On Mon, 24 Dec 2007 15:52:37 -0500, "Frank J. Lhota"
<FrankLho.NOSPAM@[EMAIL PROTECTED]
> wrote:
>Although "Astroboy" is no longer being broadcast on Cartoon Network, the
>Adult Swim website still has episodes on its video page. Hurray for the
>technology of video streaming!
>
>Come to think of it, "Astroboy" provides some interesting insights on
>technology. Osamu Tezuka created Astroboy in the 1950's, but the story
>takes place in the year 2000. Like many pop-culture forecasts for this
>decade, "Astroboy" was too optimistic about some inventions. For
>example, in the year 2007 we still don't have magnetically suspended
>automobiles. There are some trains that use this technology, however, so
>Tezuka demonstrated some clairvoyance.
>
>Some of the most im****tant inventions to our current age were not
>forecast by any of the futuristic tales from decades past. Inventions in
>this category include, well, the internet and video streaming. Or should
>I say, *most* futuristic fiction did not forecast the internet. I recall
>seeing at least two 1960's cartoons that depicted future newspapers as
>appearing on a TV screen.

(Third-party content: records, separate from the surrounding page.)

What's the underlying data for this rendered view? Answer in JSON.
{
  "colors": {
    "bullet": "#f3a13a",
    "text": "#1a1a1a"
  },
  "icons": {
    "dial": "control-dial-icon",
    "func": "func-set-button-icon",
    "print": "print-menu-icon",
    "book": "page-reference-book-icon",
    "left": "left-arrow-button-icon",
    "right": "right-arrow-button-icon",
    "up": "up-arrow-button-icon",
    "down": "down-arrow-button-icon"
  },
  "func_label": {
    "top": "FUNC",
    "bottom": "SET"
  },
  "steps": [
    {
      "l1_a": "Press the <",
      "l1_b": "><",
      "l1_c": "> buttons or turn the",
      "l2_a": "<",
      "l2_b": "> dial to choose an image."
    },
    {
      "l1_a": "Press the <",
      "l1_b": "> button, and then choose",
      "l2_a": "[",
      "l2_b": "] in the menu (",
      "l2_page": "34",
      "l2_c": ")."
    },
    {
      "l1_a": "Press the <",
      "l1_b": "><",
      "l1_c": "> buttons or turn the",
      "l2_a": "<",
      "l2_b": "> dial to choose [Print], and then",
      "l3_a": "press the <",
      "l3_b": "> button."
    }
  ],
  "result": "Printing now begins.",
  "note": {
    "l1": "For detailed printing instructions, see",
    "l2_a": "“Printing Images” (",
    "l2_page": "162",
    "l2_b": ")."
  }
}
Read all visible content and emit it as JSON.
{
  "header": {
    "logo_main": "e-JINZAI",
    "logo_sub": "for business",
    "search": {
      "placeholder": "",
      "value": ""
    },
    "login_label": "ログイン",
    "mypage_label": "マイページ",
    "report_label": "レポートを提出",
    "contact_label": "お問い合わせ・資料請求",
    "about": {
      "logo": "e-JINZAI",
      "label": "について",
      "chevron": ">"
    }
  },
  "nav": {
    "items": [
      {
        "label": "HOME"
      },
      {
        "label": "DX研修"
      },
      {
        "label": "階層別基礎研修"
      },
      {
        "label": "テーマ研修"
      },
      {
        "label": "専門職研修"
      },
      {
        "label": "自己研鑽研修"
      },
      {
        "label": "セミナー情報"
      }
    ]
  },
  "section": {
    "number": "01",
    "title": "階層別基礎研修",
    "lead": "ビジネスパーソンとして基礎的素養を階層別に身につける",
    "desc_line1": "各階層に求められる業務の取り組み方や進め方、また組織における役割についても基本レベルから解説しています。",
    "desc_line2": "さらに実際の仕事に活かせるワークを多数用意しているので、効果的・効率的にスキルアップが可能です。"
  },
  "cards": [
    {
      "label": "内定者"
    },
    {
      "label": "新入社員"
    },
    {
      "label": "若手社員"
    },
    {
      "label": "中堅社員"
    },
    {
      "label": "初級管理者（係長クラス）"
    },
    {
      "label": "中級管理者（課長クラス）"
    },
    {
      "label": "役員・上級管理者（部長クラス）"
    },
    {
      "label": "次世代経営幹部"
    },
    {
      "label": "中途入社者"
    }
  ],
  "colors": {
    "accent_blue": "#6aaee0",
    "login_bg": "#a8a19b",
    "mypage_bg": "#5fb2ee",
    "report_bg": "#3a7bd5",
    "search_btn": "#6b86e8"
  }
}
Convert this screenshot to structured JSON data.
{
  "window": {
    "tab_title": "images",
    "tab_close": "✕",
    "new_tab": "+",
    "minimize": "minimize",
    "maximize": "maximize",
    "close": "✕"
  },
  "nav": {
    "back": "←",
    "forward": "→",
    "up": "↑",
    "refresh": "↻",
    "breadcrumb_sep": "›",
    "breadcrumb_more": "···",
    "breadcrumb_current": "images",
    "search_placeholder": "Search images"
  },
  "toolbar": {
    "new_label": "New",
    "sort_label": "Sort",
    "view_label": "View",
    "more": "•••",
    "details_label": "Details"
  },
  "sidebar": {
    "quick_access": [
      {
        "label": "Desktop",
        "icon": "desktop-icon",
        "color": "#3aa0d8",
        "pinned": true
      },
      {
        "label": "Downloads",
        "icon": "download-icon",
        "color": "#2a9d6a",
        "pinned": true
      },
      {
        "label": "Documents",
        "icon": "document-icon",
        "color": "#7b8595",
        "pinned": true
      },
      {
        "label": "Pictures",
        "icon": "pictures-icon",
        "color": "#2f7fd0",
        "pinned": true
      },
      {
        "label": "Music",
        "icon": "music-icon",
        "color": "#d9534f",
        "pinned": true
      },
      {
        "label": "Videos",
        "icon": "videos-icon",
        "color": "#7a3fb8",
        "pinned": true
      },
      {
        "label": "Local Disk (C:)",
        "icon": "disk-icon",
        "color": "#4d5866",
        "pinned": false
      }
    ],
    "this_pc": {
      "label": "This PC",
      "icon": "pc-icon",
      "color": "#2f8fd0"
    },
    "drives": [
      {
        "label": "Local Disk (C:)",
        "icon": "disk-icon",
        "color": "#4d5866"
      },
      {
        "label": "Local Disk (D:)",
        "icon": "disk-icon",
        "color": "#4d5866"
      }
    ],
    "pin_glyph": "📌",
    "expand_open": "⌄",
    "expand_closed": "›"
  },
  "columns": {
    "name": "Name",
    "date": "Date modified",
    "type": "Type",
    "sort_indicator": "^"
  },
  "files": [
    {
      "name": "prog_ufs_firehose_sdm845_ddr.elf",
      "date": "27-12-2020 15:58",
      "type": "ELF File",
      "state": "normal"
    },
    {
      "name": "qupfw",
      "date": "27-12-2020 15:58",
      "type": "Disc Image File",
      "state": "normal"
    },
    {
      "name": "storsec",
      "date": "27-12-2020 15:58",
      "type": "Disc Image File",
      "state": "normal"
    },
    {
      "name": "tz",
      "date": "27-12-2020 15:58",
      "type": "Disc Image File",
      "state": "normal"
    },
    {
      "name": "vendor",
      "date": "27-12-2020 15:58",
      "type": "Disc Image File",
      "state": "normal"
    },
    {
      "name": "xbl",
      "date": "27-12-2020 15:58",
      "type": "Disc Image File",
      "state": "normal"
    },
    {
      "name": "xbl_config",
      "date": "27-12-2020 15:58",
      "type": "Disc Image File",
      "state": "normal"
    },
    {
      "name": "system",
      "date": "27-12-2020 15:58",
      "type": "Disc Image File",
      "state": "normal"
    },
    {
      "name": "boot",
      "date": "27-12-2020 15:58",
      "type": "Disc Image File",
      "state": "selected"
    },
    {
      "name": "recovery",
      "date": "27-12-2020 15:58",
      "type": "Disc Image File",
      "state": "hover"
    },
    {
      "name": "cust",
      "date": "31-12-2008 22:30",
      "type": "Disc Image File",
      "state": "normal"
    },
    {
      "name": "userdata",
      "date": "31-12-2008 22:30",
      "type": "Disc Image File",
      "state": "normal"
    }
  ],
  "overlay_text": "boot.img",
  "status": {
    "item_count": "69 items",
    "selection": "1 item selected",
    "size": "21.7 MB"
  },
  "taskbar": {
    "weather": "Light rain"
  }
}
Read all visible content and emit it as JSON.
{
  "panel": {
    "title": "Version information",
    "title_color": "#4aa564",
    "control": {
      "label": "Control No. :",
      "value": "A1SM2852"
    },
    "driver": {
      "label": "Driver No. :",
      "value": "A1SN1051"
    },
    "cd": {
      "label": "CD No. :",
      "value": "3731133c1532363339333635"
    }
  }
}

One was "The Jetsons", the Hanna-Barbera
>follow-up to "The Flintstones". Yup, "The Jetsons" may be silly, and
>intentionally so, but it did turn out to be accurate about some aspects
>of the future in spite of itself.
The internet ... Asimov's Multivac, which predicted a computer
over Niagra Falls using the water for both power and cooling,
and connected to everywhere via TELEX.
Gerrold's _When Harley Was One_ included the idea of a National
Data Bank.
As for a decentralized computer system, I'm not seeing anything
before Christopher Stasheff's _The Warlock In Spite of Himself_
(1969) - but that was idea that nearly everyone in a (democratic)
Galactic civilization would have an AI information manager.